Wednesday, November 25, 2009

Master Huineng on Meditation & Wisdom

The mummy of all Buddhas
(Master Huineng, actually)

“Meditation and wisdom are of one essence, not different. Meditation is the essence of wisdom, and wisdom is the function of meditation. At times of wisdom, meditation exists in that wisdom; at times of meditation, wisdom exists in that meditation. If you understand this doctrine, this is the equivalent study of meditation and wisdom. All you who study the Way, do not say that they are different, with meditation prior to and generating wisdom or with wisdom prior to and generating meditation. If your view of them is like this, then the Dharma would have two characteristics. This would be to say something is good with your mouth but to have that which is not good in your minds. “

(Master Huineng in The Platform Sutra*)

The key to this extract from the Platform Sutra is the word ‘understand’, for no ordinary understanding is meant by it. If we intellectually grasp the meaning of Master Huineng’s words, we have yet to penetrate to the heart of what he is saying. Indeed, from the conventional understanding of meditation, wisdom, and the relationship between them, to state that they are one and the same is unorthodox, and somewhat nonsensical. The Chinese Zen Master is referring to another kind of understanding, or a direct apperception of experience that precedes intellection.

When we see beyond these personalities that we apparently are, we tune in to something that transcends the differences between activities, opening up to the underlying unity of phenomena. As Master Huineng goes on to say in the sermon quoted above, if we gain this ‘understanding’, everything we do becomes a meditation, and wisdom accompanies each action. So, what exactly is this wondrous understanding? Well, no one can reveal it to another, only hint at it, hopefully sowing a seed that will later sprout into the flower of wisdom.

Hinting at that which lies beyond the reach of words involves much spontaneous invention, and what works for one may well not work for another. But, if the Platform Sutra is not to be a kind of fossilized scripture, we need to become this understanding that it makes reference to. One way to reach this understanding is to look for the face we had before our parents were born (an image that Master Huineng invokes in the Sutra). Enough words already, I hear him shouting. So, without intellectualizing, point at your ‘face’ right now, dear reader – what do you see?

*Published by Bukkyo Dendo Kyokai as ‘The Platform Sutra of the Sixth Patriarch’, & translated by John R. McRae. Available from the following link: Numata Center Digital Downloads


Travis.Z said...

I'm having problem with meditation. Should I think nothing at all? Should I be mindful of my breaths? Should I imagine a point?

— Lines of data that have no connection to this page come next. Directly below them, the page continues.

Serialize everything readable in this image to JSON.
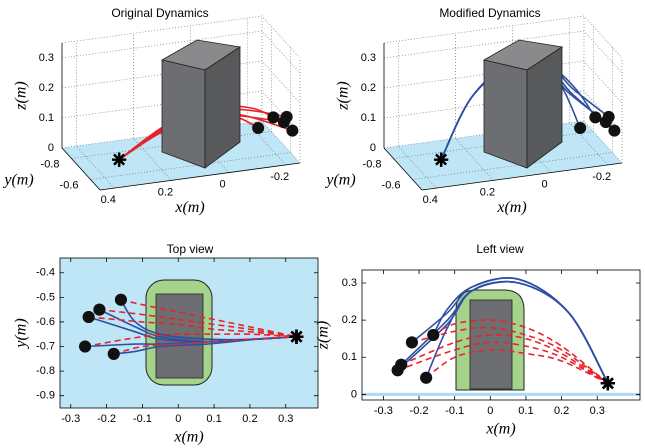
{
  "chart_data": [
    {
      "type": "line3d",
      "title": "Original Dynamics",
      "x_label": "x(m)",
      "y_label": "y(m)",
      "z_label": "z(m)",
      "xlim": [
        -0.25,
        0.45
      ],
      "ylim": [
        -0.9,
        -0.5
      ],
      "zlim": [
        0,
        0.35
      ],
      "xticks": [
        -0.2,
        0,
        0.2,
        0.4
      ],
      "yticks": [
        -0.8,
        -0.6
      ],
      "zticks": [
        0,
        0.1,
        0.2,
        0.3
      ],
      "grid": true,
      "floor_color": "#bfe6f6",
      "series": [
        {
          "color": "#e8232a",
          "line_style": "solid",
          "x": [
            -0.16,
            -0.1,
            0,
            0.1,
            0.2,
            0.33
          ],
          "y": [
            -0.51,
            -0.53,
            -0.56,
            -0.59,
            -0.62,
            -0.66
          ],
          "z": [
            0.16,
            0.19,
            0.2,
            0.18,
            0.13,
            0.03
          ]
        },
        {
          "color": "#e8232a",
          "line_style": "solid",
          "x": [
            -0.22,
            -0.1,
            0,
            0.1,
            0.2,
            0.33
          ],
          "y": [
            -0.55,
            -0.57,
            -0.59,
            -0.61,
            -0.63,
            -0.66
          ],
          "z": [
            0.14,
            0.17,
            0.18,
            0.16,
            0.12,
            0.03
          ]
        },
        {
          "color": "#e8232a",
          "line_style": "solid",
          "x": [
            -0.25,
            -0.1,
            0,
            0.1,
            0.2,
            0.33
          ],
          "y": [
            -0.58,
            -0.6,
            -0.61,
            -0.63,
            -0.64,
            -0.66
          ],
          "z": [
            0.08,
            0.14,
            0.16,
            0.15,
            0.11,
            0.03
          ]
        },
        {
          "color": "#e8232a",
          "line_style": "solid",
          "x": [
            -0.26,
            -0.1,
            0,
            0.1,
            0.2,
            0.33
          ],
          "y": [
            -0.7,
            -0.66,
            -0.65,
            -0.65,
            -0.65,
            -0.66
          ],
          "z": [
            0.065,
            0.12,
            0.14,
            0.13,
            0.1,
            0.03
          ]
        },
        {
          "color": "#e8232a",
          "line_style": "solid",
          "x": [
            -0.18,
            -0.1,
            0,
            0.1,
            0.2,
            0.33
          ],
          "y": [
            -0.73,
            -0.7,
            -0.69,
            -0.68,
            -0.67,
            -0.66
          ],
          "z": [
            0.045,
            0.1,
            0.12,
            0.11,
            0.09,
            0.03
          ]
        }
      ]
    },
    {
      "type": "line3d",
      "title": "Modified Dynamics",
      "x_label": "x(m)",
      "y_label": "y(m)",
      "z_label": "z(m)",
      "xlim": [
        -0.25,
        0.45
      ],
      "ylim": [
        -0.9,
        -0.5
      ],
      "zlim": [
        0,
        0.35
      ],
      "xticks": [
        -0.2,
        0,
        0.2,
        0.4
      ],
      "yticks": [
        -0.8,
        -0.6
      ],
      "zticks": [
        0,
        0.1,
        0.2,
        0.3
      ],
      "grid": true,
      "floor_color": "#bfe6f6",
      "series": [
        {
          "color": "#2e4fa3",
          "line_style": "solid",
          "x": [
            -0.16,
            -0.12,
            -0.05,
            0.08,
            0.22,
            0.33
          ],
          "y": [
            -0.51,
            -0.6,
            -0.65,
            -0.67,
            -0.67,
            -0.66
          ],
          "z": [
            0.16,
            0.23,
            0.29,
            0.31,
            0.22,
            0.03
          ]
        },
        {
          "color": "#2e4fa3",
          "line_style": "solid",
          "x": [
            -0.22,
            -0.12,
            -0.05,
            0.08,
            0.22,
            0.33
          ],
          "y": [
            -0.55,
            -0.62,
            -0.66,
            -0.68,
            -0.67,
            -0.66
          ],
          "z": [
            0.14,
            0.22,
            0.29,
            0.31,
            0.22,
            0.03
          ]
        },
        {
          "color": "#2e4fa3",
          "line_style": "solid",
          "x": [
            -0.25,
            -0.12,
            -0.05,
            0.08,
            0.22,
            0.33
          ],
          "y": [
            -0.58,
            -0.64,
            -0.67,
            -0.68,
            -0.67,
            -0.66
          ],
          "z": [
            0.08,
            0.2,
            0.28,
            0.3,
            0.22,
            0.03
          ]
        },
        {
          "color": "#2e4fa3",
          "line_style": "solid",
          "x": [
            -0.26,
            -0.12,
            -0.05,
            0.08,
            0.22,
            0.33
          ],
          "y": [
            -0.7,
            -0.69,
            -0.69,
            -0.68,
            -0.67,
            -0.66
          ],
          "z": [
            0.065,
            0.19,
            0.28,
            0.3,
            0.22,
            0.03
          ]
        },
        {
          "color": "#2e4fa3",
          "line_style": "solid",
          "x": [
            -0.18,
            -0.12,
            -0.05,
            0.08,
            0.22,
            0.33
          ],
          "y": [
            -0.73,
            -0.72,
            -0.7,
            -0.69,
            -0.67,
            -0.66
          ],
          "z": [
            0.045,
            0.18,
            0.28,
            0.3,
            0.22,
            0.03
          ]
        }
      ]
    },
    {
      "type": "line",
      "title": "Top view",
      "x_label": "x(m)",
      "y_label": "y(m)",
      "xlim": [
        -0.33,
        0.39
      ],
      "ylim": [
        -0.95,
        -0.34
      ],
      "xticks": [
        -0.3,
        -0.2,
        -0.1,
        0,
        0.1,
        0.2,
        0.3
      ],
      "yticks": [
        -0.9,
        -0.8,
        -0.7,
        -0.6,
        -0.5,
        -0.4
      ],
      "background": "#bfe6f6",
      "series": [
        {
          "color": "#2e4fa3",
          "line_style": "solid",
          "x": [
            -0.16,
            -0.12,
            -0.05,
            0.08,
            0.22,
            0.33
          ],
          "y": [
            -0.51,
            -0.6,
            -0.65,
            -0.67,
            -0.67,
            -0.66
          ]
        },
        {
          "color": "#2e4fa3",
          "line_style": "solid",
          "x": [
            -0.22,
            -0.12,
            -0.05,
            0.08,
            0.22,
            0.33
          ],
          "y": [
            -0.55,
            -0.62,
            -0.66,
            -0.68,
            -0.67,
            -0.66
          ]
        },
        {
          "color": "#2e4fa3",
          "line_style": "solid",
          "x": [
            -0.25,
            -0.12,
            -0.05,
            0.08,
            0.22,
            0.33
          ],
          "y": [
            -0.58,
            -0.64,
            -0.67,
            -0.68,
            -0.67,
            -0.66
          ]
        },
        {
          "color": "#2e4fa3",
          "line_style": "solid",
          "x": [
            -0.26,
            -0.12,
            -0.05,
            0.08,
            0.22,
            0.33
          ],
          "y": [
            -0.7,
            -0.69,
            -0.69,
            -0.68,
            -0.67,
            -0.66
          ]
        },
        {
          "color": "#2e4fa3",
          "line_style": "solid",
          "x": [
            -0.18,
            -0.12,
            -0.05,
            0.08,
            0.22,
            0.33
          ],
          "y": [
            -0.73,
            -0.72,
            -0.7,
            -0.69,
            -0.67,
            -0.66
          ]
        },
        {
          "color": "#e8232a",
          "line_style": "dashed",
          "x": [
            -0.16,
            -0.1,
            0,
            0.1,
            0.2,
            0.33
          ],
          "y": [
            -0.51,
            -0.53,
            -0.56,
            -0.59,
            -0.62,
            -0.66
          ]
        },
        {
          "color": "#e8232a",
          "line_style": "dashed",
          "x": [
            -0.22,
            -0.1,
            0,
            0.1,
            0.2,
            0.33
          ],
          "y": [
            -0.55,
            -0.57,
            -0.59,
            -0.61,
            -0.63,
            -0.66
          ]
        },
        {
          "color": "#e8232a",
          "line_style": "dashed",
          "x": [
            -0.25,
            -0.1,
            0,
            0.1,
            0.2,
            0.33
          ],
          "y": [
            -0.58,
            -0.6,
            -0.61,
            -0.63,
            -0.64,
            -0.66
          ]
        },
        {
          "color": "#e8232a",
          "line_style": "dashed",
          "x": [
            -0.26,
            -0.1,
            0,
            0.1,
            0.2,
            0.33
          ],
          "y": [
            -0.7,
            -0.66,
            -0.65,
            -0.65,
            -0.65,
            -0.66
          ]
        },
        {
          "color": "#e8232a",
          "line_style": "dashed",
          "x": [
            -0.18,
            -0.1,
            0,
            0.1,
            0.2,
            0.33
          ],
          "y": [
            -0.73,
            -0.7,
            -0.69,
            -0.68,
            -0.67,
            -0.66
          ]
        }
      ]
    },
    {
      "type": "line",
      "title": "Left view",
      "x_label": "x(m)",
      "y_label": "z(m)",
      "xlim": [
        -0.36,
        0.42
      ],
      "ylim": [
        -0.015,
        0.335
      ],
      "xticks": [
        -0.3,
        -0.2,
        -0.1,
        0,
        0.1,
        0.2,
        0.3
      ],
      "yticks": [
        0,
        0.1,
        0.2,
        0.3
      ],
      "floor_color": "#a9dcf2",
      "series": [
        {
          "color": "#2e4fa3",
          "line_style": "solid",
          "x": [
            -0.16,
            -0.12,
            -0.05,
            0.08,
            0.22,
            0.33
          ],
          "y": [
            0.16,
            0.23,
            0.29,
            0.31,
            0.22,
            0.03
          ]
        },
        {
          "color": "#2e4fa3",
          "line_style": "solid",
          "x": [
            -0.22,
            -0.12,
            -0.05,
            0.08,
            0.22,
            0.33
          ],
          "y": [
            0.14,
            0.22,
            0.29,
            0.31,
            0.22,
            0.03
          ]
        },
        {
          "color": "#2e4fa3",
          "line_style": "solid",
          "x": [
            -0.25,
            -0.12,
            -0.05,
            0.08,
            0.22,
            0.33
          ],
          "y": [
            0.08,
            0.2,
            0.28,
            0.3,
            0.22,
            0.03
          ]
        },
        {
          "color": "#2e4fa3",
          "line_style": "solid",
          "x": [
            -0.26,
            -0.12,
            -0.05,
            0.08,
            0.22,
            0.33
          ],
          "y": [
            0.065,
            0.19,
            0.28,
            0.3,
            0.22,
            0.03
          ]
        },
        {
          "color": "#2e4fa3",
          "line_style": "solid",
          "x": [
            -0.18,
            -0.12,
            -0.05,
            0.08,
            0.22,
            0.33
          ],
          "y": [
            0.045,
            0.18,
            0.28,
            0.3,
            0.22,
            0.03
          ]
        },
        {
          "color": "#e8232a",
          "line_style": "dashed",
          "x": [
            -0.16,
            -0.1,
            0,
            0.1,
            0.2,
            0.33
          ],
          "y": [
            0.16,
            0.19,
            0.2,
            0.18,
            0.13,
            0.03
          ]
        },
        {
          "color": "#e8232a",
          "line_style": "dashed",
          "x": [
            -0.22,
            -0.1,
            0,
            0.1,
            0.2,
            0.33
          ],
          "y": [
            0.14,
            0.17,
            0.18,
            0.16,
            0.12,
            0.03
          ]
        },
        {
          "color": "#e8232a",
          "line_style": "dashed",
          "x": [
            -0.25,
            -0.1,
            0,
            0.1,
            0.2,
            0.33
          ],
          "y": [
            0.08,
            0.14,
            0.16,
            0.15,
            0.11,
            0.03
          ]
        },
        {
          "color": "#e8232a",
          "line_style": "dashed",
          "x": [
            -0.26,
            -0.1,
            0,
            0.1,
            0.2,
            0.33
          ],
          "y": [
            0.065,
            0.12,
            0.14,
            0.13,
            0.1,
            0.03
          ]
        },
        {
          "color": "#e8232a",
          "line_style": "dashed",
          "x": [
            -0.18,
            -0.1,
            0,
            0.1,
            0.2,
            0.33
          ],
          "y": [
            0.045,
            0.1,
            0.12,
            0.11,
            0.09,
            0.03
          ]
        }
      ]
    }
  ]
}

I know one of the Huineng quote:


I dare not translate the sentence but I'm sure you have come across.

G said...

"There is no Bodhi tree,
mirror nor stand;
originally there is no one,
so where can dust alight?"

If you have problems with meditation, Travis, a good place to start is with counting the breaths. Count each pair of in/out-breaths up to ten, then start again. If the mind is wandering (very active & distracted) and you often lose count before reaching ten, that's a sure sign that basic concentration levels need focusing on. Being mindful of breathing is a fine way to begin the process of quieting the mind & developing awareness of the nature of the conditioned mind.

Discovering the unconditioned 'mind' (as pointed at by Master Huineng in the verse roughly translated above) is another matter altogether, and is independent of anything we do. 'It' can be seen in an instant, and lost just as easily! Because of its steady (if initially boring nature), mindfulness of breathing is a good place to begin this journey home, Travis. Keep in touch.

Travis.Z said...

Thank you

Anonymous said...

The potential problem with devices is that these techniques can and do generate blissful states of mind. All types of visions and experiences often occur to those using breath, mantra and visualization. It takes a strong and awakened Teacher to guide the student past these crutches.
Awakening is not more connected to techniques than is the finger pointing to the moon. There is the finger and there is the moon. Don't mistake the utility of pointing with that with is pointed out. In fact, pointing and non pointing is beside the point. Whatever that is...

G said...

Yes, the finger is potentially both a problem & a solution, depending on how we respond to what it is pointing at, as well as those blissful states of mind etc. Beyond such emotional responses however, what do you see when you point at where others see your face?